Imports of Canadian fed cattle into the United States for immediate slaughter saw a similar trend after July 15. Through Nov. 1, the United States imported 543,294 head of Canadian fed cattle, a decline of 110,776 head from the 654,070 head imported during the same period in 2007. Between July 19 and Nov. 1, the United States imported 177,978 head of Canadian fed cattle, 72,119 fewer head than the 250,097 head imported during the same 16-week period in 2007.

Forecasting imports of Mexican and Canadian feeder cattle, Canadian fed cattle for immediate slaughter and Canadian cull cows and bulls is difficult due to exchange rate volatility. If the U.S. dollar stays strong against the Canadian dollar, it will negatively affect Canadian live cattle prices. A weaker grain export picture suggests Canadian feedlot placements could stay strong, but weak Canadian feeder cattle prices in Manitoba and Saskatchewan could lure many of these calves to U.S. feedlots. This is particularly true for Nebraska feedlots, where the cost of gain is likely to be lower than in other parts of the United States.

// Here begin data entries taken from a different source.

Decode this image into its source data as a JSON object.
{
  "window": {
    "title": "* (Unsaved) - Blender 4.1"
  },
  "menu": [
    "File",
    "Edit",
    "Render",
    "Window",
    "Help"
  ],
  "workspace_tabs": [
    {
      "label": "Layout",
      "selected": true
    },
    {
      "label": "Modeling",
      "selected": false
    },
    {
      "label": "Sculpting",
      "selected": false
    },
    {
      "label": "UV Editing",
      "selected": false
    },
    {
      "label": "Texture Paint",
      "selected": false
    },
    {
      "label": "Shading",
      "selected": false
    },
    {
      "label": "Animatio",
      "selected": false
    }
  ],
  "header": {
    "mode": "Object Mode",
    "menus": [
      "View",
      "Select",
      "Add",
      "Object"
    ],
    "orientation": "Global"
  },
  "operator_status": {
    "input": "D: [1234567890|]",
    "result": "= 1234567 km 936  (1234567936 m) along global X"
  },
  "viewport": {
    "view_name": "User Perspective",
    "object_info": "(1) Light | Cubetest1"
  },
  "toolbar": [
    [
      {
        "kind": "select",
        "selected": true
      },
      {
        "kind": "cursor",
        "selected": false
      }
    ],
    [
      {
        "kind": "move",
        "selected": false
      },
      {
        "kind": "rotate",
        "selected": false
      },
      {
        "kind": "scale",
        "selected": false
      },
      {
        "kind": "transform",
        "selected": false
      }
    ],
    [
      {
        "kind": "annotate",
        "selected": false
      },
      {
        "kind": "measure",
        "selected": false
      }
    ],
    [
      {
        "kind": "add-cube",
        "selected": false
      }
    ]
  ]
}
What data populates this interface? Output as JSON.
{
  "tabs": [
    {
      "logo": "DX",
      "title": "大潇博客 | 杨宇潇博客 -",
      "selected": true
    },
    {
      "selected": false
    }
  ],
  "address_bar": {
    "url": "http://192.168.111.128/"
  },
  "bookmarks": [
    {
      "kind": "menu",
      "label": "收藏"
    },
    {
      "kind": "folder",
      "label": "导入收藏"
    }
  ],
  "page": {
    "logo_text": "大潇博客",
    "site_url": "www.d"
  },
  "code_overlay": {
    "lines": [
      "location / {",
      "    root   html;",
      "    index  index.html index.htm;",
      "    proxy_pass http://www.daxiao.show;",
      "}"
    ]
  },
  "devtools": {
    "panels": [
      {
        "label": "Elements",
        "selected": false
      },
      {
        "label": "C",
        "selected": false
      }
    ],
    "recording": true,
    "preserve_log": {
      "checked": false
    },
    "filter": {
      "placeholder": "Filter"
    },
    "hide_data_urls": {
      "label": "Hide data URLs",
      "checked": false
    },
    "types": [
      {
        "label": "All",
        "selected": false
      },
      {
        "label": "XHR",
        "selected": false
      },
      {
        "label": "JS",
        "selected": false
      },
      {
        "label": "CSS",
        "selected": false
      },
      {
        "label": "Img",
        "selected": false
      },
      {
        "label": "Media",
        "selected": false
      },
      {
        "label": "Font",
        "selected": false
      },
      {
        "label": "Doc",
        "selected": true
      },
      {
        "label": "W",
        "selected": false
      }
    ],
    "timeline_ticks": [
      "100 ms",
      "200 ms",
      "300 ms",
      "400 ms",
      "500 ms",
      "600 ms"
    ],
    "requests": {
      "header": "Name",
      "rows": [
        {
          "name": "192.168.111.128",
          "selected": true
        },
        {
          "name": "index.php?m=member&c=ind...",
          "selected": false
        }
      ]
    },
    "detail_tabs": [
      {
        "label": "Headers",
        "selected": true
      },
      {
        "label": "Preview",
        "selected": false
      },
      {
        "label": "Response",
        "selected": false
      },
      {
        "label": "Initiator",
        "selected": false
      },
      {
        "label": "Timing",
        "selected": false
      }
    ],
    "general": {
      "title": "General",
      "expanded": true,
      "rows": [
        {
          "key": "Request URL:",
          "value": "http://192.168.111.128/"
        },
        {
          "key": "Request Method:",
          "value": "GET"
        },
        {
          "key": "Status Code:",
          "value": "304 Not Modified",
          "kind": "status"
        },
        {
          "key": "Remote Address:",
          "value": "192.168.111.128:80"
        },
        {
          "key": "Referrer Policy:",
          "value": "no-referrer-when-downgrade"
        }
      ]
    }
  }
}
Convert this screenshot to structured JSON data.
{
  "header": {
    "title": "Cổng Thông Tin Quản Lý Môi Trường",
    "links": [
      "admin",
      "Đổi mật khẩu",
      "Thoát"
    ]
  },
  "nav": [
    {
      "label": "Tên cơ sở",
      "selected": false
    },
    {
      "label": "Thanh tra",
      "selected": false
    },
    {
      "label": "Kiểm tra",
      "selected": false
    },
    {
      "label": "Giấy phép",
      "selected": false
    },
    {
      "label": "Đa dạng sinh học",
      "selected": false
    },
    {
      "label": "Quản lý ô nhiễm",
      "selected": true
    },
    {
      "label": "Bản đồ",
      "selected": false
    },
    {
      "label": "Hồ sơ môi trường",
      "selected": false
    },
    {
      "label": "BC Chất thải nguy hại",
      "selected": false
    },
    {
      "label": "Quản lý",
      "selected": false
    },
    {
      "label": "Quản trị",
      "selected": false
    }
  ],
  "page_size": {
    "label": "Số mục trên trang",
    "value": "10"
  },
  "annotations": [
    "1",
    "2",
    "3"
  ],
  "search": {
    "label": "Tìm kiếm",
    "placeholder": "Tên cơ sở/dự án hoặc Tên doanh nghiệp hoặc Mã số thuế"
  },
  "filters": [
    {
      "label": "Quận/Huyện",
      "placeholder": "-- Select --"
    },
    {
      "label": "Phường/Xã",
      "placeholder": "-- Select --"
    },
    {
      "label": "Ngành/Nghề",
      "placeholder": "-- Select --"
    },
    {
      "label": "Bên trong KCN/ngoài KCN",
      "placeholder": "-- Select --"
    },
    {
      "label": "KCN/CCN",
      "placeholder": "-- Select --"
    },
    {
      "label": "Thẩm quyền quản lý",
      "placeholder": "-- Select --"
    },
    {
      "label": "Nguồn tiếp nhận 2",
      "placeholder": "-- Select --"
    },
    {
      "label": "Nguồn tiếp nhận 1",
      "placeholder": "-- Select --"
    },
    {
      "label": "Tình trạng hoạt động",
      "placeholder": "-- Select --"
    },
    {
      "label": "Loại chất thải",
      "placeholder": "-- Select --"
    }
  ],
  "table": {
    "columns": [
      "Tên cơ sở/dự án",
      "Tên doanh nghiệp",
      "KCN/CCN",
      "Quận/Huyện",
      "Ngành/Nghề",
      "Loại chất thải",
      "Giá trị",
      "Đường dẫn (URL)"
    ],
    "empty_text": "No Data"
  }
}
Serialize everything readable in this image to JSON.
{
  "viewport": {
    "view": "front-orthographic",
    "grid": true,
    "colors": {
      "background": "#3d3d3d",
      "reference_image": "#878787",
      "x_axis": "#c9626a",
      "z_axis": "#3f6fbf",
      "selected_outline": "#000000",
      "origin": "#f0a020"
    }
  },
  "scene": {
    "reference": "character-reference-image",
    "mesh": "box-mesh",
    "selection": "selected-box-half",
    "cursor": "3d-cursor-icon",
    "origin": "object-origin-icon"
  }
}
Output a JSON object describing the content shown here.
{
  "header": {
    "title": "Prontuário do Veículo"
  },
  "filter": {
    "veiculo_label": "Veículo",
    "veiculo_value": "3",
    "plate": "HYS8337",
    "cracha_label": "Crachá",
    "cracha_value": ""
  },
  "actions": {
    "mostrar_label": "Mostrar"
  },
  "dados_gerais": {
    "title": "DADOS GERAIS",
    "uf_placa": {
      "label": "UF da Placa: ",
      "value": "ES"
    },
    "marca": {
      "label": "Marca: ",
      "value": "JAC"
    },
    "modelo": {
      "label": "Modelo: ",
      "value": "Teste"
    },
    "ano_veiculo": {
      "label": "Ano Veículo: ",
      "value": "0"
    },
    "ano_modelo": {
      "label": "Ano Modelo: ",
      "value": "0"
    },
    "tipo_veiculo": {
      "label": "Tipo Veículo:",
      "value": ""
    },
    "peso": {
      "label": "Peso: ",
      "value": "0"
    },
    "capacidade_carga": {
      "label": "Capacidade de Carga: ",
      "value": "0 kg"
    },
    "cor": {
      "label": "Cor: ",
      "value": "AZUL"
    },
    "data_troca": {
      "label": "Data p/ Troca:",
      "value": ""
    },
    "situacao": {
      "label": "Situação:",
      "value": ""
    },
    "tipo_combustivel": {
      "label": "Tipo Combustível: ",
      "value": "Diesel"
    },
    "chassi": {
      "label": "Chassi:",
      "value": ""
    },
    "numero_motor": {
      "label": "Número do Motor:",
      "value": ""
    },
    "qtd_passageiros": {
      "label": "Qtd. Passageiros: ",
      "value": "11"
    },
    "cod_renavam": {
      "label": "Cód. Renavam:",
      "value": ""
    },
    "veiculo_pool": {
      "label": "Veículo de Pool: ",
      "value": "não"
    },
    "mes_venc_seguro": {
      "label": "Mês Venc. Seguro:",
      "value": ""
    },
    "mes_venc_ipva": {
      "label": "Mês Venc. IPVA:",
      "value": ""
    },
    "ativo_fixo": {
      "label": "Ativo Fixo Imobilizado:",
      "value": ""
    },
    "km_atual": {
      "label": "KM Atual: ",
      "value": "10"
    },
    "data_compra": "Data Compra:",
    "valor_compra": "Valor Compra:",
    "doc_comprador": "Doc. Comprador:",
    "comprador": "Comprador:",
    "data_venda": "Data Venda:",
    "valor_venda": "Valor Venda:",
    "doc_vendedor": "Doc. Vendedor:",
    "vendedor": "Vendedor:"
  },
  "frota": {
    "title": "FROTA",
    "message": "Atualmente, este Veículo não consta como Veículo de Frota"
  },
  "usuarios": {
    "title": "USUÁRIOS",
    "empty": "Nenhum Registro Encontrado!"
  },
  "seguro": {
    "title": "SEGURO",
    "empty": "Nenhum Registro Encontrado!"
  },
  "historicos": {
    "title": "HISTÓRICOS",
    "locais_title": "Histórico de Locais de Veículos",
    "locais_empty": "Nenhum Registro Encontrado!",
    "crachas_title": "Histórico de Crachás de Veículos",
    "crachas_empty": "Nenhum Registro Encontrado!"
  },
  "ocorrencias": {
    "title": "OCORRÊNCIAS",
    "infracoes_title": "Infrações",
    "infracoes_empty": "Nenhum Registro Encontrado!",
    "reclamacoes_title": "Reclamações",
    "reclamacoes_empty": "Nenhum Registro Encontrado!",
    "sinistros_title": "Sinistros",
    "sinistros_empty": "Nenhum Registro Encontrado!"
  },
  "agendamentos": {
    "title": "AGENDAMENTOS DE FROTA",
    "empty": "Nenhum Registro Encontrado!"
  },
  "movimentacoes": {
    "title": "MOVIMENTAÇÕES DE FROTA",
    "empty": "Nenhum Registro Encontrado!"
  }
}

U.S. beef processors are beginning to segregate plants between those that harvest only steers and heifers of U.S. origin versus those that will process Mexican or Canadian born cattle. Depending upon the region, the discount for fed cattle of Mexican and Canadian origin is approximately $30-35 per head. This discount will almost immediately result in an identical discount for such feeder cattle. The discount is probably not enough incentive to eliminate interest in foreign origin feeders in many parts of cattle feeding country, and declining corn prices could begin to stimulate a much greater interest in placing cattle into feedlots. However, in a higher-priced corn scenario, the advantage would likely go to heavier-weight Canadian feeders over lighter-weight Mexican feeder cattle.